Brokenness and weakness are not the same thing. Weakness is demonstrated in the fear to be broken. Brokenness is about trust. Brokenness is the courage to see ourselves for who we truly are. Our friends living in poverty offer us this gift of self-revelation. They have a way of exposing who we are.
When we find the courage to accept the relationships of pain we're invited into, we find the grace to surrender to our fallibility. There IS little we seemingly can do in the face of global poverty and systems of injustice. But this does not deem a resignation; rather this awareness becomes an invitation to brokenness.
As we recognize our sin in the face of crucified people, Jesus can begin to do something with us. The invitation is to die and rise to new life. The invitation is let Christ live in us.
As we die to the false selves that tell us we are what we have, do or what others say about us (as Henri Nouwen reminds us); or to the false self systems of power and control, affection and esteem or security and comfort (that Thomas Keating brings to light) the true self is free to emerge. The true self is the life of Christ in us. Living into this freedom brings a proper confidence that is based in the life of Christ in us.
Brokenness that leads to self-dying births new life that is free from what we have, do or what others say about us. We are free to live, to respond, to love. We are properly confident in this love.

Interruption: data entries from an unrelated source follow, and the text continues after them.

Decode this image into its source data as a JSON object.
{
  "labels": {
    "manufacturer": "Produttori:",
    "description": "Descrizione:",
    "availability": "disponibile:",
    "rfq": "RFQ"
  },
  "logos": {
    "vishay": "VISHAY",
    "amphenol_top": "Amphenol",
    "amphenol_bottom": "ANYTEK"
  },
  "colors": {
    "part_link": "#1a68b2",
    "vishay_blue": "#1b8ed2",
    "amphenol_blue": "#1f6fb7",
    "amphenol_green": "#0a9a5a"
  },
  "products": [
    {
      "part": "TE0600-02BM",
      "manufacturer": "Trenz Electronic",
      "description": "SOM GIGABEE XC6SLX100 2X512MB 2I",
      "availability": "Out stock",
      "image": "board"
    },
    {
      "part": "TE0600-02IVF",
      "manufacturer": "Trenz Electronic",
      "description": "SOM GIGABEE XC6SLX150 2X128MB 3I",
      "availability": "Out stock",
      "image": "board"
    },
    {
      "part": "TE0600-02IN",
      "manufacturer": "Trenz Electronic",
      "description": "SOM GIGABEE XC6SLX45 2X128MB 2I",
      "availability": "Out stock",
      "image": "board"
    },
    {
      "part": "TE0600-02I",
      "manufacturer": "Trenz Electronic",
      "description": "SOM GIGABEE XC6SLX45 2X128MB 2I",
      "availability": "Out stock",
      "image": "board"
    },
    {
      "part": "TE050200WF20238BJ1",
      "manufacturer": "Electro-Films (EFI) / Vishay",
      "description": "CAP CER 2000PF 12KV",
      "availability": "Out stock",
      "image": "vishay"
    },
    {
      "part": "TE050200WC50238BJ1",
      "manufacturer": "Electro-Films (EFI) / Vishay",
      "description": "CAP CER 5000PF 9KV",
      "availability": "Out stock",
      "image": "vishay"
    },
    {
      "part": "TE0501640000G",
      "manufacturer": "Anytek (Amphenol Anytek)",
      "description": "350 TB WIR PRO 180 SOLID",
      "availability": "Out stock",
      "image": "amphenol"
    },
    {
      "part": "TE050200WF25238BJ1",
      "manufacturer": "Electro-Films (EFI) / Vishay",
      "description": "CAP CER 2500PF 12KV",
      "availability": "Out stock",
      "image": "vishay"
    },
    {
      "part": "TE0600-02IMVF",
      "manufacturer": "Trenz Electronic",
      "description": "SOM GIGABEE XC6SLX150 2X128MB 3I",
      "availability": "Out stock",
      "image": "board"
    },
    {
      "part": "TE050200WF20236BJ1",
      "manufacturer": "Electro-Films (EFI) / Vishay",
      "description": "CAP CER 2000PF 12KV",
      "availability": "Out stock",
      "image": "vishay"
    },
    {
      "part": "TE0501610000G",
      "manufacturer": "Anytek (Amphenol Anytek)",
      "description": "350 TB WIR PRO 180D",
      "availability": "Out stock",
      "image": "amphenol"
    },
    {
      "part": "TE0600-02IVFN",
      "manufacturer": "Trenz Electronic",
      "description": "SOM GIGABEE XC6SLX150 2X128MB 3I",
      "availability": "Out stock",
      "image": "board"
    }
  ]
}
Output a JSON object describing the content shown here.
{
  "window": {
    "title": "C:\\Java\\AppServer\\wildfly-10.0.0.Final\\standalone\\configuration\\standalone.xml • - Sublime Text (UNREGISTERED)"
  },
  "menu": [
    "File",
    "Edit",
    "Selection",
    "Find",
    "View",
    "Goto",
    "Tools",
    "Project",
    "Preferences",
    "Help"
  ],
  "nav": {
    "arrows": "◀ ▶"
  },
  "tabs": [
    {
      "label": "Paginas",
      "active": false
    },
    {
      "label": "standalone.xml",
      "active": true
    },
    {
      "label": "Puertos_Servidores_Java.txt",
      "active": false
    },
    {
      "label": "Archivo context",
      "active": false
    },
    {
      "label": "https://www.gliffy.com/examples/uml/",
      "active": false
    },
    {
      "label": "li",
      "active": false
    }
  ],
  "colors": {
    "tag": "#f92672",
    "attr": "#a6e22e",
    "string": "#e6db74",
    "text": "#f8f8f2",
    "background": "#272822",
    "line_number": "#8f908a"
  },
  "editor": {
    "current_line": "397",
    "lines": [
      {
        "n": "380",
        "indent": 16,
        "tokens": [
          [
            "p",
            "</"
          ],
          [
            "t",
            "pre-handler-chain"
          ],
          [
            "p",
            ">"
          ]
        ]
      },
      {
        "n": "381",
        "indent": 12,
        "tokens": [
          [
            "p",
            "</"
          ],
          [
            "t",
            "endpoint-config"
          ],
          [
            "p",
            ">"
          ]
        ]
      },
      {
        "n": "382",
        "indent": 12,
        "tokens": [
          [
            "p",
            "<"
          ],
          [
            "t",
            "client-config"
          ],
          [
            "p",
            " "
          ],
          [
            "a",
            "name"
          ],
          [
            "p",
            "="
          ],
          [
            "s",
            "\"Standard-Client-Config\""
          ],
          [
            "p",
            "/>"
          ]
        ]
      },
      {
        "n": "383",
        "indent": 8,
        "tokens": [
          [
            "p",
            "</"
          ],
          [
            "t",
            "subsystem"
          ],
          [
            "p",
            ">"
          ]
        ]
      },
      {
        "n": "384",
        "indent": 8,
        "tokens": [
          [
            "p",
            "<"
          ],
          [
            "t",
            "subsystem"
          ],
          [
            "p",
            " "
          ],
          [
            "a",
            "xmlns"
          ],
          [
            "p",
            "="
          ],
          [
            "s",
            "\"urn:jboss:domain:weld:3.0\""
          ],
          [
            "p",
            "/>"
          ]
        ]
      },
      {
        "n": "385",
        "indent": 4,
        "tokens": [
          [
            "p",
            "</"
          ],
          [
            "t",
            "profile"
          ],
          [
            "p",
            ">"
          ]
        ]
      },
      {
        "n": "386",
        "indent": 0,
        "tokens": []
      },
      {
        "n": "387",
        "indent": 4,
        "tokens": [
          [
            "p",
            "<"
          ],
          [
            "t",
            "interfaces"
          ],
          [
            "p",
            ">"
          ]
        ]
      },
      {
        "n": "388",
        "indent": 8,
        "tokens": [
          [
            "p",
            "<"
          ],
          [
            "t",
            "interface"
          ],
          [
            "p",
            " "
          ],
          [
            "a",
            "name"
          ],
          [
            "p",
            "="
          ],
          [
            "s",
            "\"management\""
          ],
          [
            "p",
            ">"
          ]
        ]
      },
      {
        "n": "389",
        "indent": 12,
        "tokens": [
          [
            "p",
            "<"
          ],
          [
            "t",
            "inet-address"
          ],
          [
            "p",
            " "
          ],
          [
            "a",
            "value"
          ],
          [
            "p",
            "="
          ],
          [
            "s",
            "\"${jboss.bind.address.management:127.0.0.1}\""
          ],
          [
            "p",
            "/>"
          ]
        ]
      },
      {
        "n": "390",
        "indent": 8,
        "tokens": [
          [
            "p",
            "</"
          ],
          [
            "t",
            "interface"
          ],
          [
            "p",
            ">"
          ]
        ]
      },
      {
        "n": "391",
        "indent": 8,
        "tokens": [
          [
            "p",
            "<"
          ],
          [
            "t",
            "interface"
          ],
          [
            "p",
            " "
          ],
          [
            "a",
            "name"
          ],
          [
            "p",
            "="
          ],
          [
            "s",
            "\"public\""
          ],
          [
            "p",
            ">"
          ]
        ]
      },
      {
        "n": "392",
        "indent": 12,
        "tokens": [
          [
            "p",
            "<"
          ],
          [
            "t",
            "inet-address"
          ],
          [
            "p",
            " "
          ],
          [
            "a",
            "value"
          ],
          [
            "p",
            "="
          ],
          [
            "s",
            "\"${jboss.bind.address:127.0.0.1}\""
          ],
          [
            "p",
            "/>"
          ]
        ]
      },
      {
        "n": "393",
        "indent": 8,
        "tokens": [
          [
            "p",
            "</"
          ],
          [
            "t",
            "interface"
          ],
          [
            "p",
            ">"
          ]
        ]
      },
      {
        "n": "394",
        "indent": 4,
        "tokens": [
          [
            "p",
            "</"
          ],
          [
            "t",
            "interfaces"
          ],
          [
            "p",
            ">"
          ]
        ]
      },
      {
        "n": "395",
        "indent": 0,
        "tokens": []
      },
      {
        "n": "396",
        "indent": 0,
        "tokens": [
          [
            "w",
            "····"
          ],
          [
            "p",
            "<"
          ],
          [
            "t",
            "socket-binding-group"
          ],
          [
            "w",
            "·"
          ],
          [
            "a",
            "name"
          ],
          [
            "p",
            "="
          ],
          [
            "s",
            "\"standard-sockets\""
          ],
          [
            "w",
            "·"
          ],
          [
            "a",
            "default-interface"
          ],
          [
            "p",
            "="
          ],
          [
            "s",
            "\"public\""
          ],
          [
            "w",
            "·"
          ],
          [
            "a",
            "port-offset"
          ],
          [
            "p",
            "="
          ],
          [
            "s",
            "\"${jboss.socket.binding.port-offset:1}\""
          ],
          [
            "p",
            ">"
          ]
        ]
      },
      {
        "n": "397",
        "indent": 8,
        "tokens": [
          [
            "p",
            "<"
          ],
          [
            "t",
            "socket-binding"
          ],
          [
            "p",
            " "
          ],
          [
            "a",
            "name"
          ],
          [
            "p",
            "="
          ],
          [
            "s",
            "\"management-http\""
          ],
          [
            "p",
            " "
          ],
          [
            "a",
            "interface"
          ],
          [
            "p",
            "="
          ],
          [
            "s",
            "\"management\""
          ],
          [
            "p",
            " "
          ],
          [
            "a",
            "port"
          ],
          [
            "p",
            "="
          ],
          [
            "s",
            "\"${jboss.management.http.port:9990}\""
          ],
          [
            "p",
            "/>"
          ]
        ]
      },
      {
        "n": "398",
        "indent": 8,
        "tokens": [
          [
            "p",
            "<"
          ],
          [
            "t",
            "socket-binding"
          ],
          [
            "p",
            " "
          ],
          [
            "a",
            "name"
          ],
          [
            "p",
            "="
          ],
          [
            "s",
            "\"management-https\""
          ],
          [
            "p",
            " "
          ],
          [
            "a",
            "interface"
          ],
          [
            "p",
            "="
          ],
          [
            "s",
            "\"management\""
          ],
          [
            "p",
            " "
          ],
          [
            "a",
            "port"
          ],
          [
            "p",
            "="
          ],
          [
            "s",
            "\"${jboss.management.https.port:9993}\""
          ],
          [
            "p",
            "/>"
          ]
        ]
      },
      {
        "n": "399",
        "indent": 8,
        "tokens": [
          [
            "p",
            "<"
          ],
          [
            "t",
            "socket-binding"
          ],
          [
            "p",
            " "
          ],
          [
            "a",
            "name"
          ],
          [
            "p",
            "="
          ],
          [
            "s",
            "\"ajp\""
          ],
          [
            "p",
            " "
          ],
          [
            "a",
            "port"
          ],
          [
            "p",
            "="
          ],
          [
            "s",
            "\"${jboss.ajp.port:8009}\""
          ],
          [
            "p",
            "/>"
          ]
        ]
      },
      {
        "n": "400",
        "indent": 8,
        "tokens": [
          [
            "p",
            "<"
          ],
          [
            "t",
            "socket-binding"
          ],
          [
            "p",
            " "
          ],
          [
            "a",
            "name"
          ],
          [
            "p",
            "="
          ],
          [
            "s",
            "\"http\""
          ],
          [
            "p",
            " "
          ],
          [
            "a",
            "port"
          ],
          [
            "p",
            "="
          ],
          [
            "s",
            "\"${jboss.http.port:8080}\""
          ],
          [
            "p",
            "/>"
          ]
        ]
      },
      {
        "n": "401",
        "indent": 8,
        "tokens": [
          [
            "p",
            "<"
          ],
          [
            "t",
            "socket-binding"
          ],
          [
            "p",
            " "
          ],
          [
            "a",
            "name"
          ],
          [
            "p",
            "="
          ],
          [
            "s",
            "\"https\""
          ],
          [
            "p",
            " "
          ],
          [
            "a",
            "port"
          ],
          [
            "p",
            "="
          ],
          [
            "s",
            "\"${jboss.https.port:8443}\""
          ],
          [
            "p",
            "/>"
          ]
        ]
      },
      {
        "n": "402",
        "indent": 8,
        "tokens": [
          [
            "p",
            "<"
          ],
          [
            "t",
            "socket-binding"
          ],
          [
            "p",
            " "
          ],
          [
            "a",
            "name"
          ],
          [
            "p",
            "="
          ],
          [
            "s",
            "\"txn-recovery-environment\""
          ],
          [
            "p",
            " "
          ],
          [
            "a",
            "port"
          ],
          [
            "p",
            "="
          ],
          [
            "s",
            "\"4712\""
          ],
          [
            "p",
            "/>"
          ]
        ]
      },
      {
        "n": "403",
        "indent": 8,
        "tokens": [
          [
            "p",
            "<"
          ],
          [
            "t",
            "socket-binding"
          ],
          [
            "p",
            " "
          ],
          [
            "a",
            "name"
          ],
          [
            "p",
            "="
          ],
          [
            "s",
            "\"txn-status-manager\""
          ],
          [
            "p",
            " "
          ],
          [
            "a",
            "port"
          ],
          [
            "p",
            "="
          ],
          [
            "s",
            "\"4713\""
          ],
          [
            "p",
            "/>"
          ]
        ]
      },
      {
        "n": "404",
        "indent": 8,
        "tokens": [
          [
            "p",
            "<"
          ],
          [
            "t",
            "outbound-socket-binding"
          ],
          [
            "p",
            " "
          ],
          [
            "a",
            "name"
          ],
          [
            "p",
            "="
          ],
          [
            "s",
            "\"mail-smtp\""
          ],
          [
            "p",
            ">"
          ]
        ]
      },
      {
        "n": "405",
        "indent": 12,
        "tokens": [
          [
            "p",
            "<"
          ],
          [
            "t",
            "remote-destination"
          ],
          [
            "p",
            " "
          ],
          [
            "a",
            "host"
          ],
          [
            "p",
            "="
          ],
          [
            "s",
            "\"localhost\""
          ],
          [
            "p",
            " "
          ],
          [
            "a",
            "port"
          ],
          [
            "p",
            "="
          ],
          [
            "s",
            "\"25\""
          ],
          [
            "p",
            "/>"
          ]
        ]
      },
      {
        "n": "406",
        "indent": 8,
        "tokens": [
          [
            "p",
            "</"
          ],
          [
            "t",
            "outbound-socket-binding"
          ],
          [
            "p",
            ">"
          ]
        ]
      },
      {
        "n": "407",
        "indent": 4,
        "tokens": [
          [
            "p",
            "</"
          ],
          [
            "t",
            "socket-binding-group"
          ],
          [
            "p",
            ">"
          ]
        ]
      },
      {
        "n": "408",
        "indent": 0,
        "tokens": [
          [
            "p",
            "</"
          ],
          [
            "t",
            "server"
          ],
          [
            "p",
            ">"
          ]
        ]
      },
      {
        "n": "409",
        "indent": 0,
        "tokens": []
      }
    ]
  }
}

The revolution can now begin—within us and in the world.
Revolution
Father Stephan Kovalski in the bestseller, City of Joy by Dominque Lappierre, reminds us of the difference between the revolution of Christ and that of a number of violent revolutions that often break out among the disenfranchised and marginalized peoples of the world. Though both Christ and a number of revolutionaries rebel against that which represses the poor and vulnerable, Christ's revolution is a revolution of love (p. 209). Before we can be free to live this kind of revolutionized life, we must be broken.
In our North American, affluent age of constant noise, information and opportunity, the global reality of an impoverished humanity does not surprise most of us anymore. We are a privileged people full of world-knowledge and experience. Who is there among us who is willing to come down from the lofty place of head knowledge and enter into the suffering of humanity and the suffering of Christ? Mother Teresa was often reminded us that there is much talk about the poor but very few people know the poor.
I believe our freedom is found in the gift of relationship with those who suffer. Who of us has the courage to enter those relationships? Who of us has the courage to see ourselves for who we truly are in the reflection offered us from our friends in poverty? Who of us has the courage to find redemption in the embrace of friends who have no options and often no bread?
Jesus said that the poor are blessed. Do we have the eyes to see this and the heart to understand this? We think so much of ourselves—thinking we have so much to offer a world in need. Until we are broken we will continue to live a shackled existence of trying to do good; rather than a life of freedom, free to love.
Tonight I am grateful for the embrace of my Nepali friends who have received into their family orphaned girls and abandoned elderly women (affectionately called "Amma") from the streets of Kathmandu and surrounding villages. Their invitation to relationship is an invitation to greater freedom in my life.
Thank you for journeying with us down the path of brokenness and into the freedom of Christ. A new world is being born among us through the revolution of love. The Kingdom of God is at hand.